Hi,
I am trying to write and debug Spark applications in scala-ide and
maven, and in my code I target at a Spark instance at spark://xxx
object App {
def main(args : Array[String]) {
println( "Hello World!" )
val sparkConf = new
SparkConf().setMaster("spark://xxx:7077").setAppName("WordCount")
val spark = new SparkContext(sparkConf)
val file = spark.textFile("hdfs://xxx:9000/wcinput/pg1184.txt")
val counts = file.flatMap(line => line.split(" "))
.map(word => (word, 1))
.reduceByKey(_ + _)
counts.saveAsTextFile("hdfs://flex05.watson.ibm.com:9000/wcoutput")
}
}
I added spark-core and hadoop-client in maven dependency so the code
compiles fine.
When I click run in Eclipse I got this error:
14/06/06 20:52:18 WARN scheduler.TaskSetManager: Loss was due to
java.lang.ClassNotFoundException
java.lang.ClassNotFoundException: samples.App$$anonfun$2
I googled this error and it seems that I need to package my code into a
jar file and push it to spark nodes.

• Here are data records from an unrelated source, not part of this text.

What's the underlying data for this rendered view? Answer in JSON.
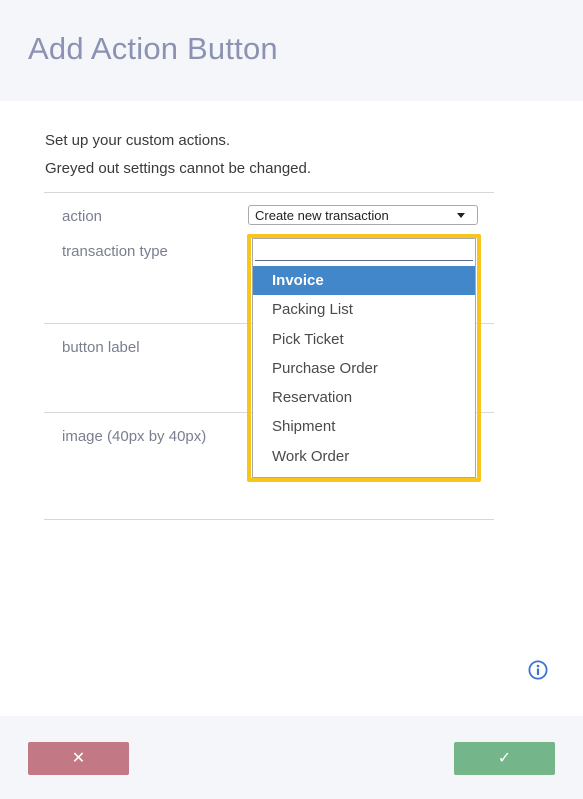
{
  "dialog": {
    "title": "Add Action Button",
    "intro_line1": "Set up your custom actions.",
    "intro_line2": "Greyed out settings cannot be changed."
  },
  "form": {
    "action_label": "action",
    "action_value": "Create new transaction",
    "transaction_type_label": "transaction type",
    "button_label_label": "button label",
    "image_label": "image (40px by 40px)"
  },
  "dropdown": {
    "search_value": "",
    "selected": "Invoice",
    "options": [
      "Invoice",
      "Packing List",
      "Pick Ticket",
      "Purchase Order",
      "Reservation",
      "Shipment",
      "Work Order"
    ]
  },
  "footer": {
    "cancel_icon": "✕",
    "confirm_icon": "✓"
  },
  "icons": {
    "info": "info-icon",
    "cancel": "close-icon",
    "confirm": "check-icon",
    "caret": "chevron-down-icon"
  },
  "colors": {
    "highlight_border": "#f7c51b",
    "selected_option_bg": "#4287c9",
    "cancel_button": "#c27985",
    "confirm_button": "#74b68a",
    "title_text": "#8b92b2",
    "info_icon": "#3b73d4"
  }
}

But since I am debugging the code, it
would be handy if I can quickly see results without packaging and
uploading jars.
What is the best practice of writing a spark application (like wordcount)
and debug quickly on a remote spark instance?
Thanks!
Wei
---------------------------------
Wei Tan, PhD
Research Staff Member
IBM T. J. Watson Research Center
http://researcher.ibm.com/person/us-wtan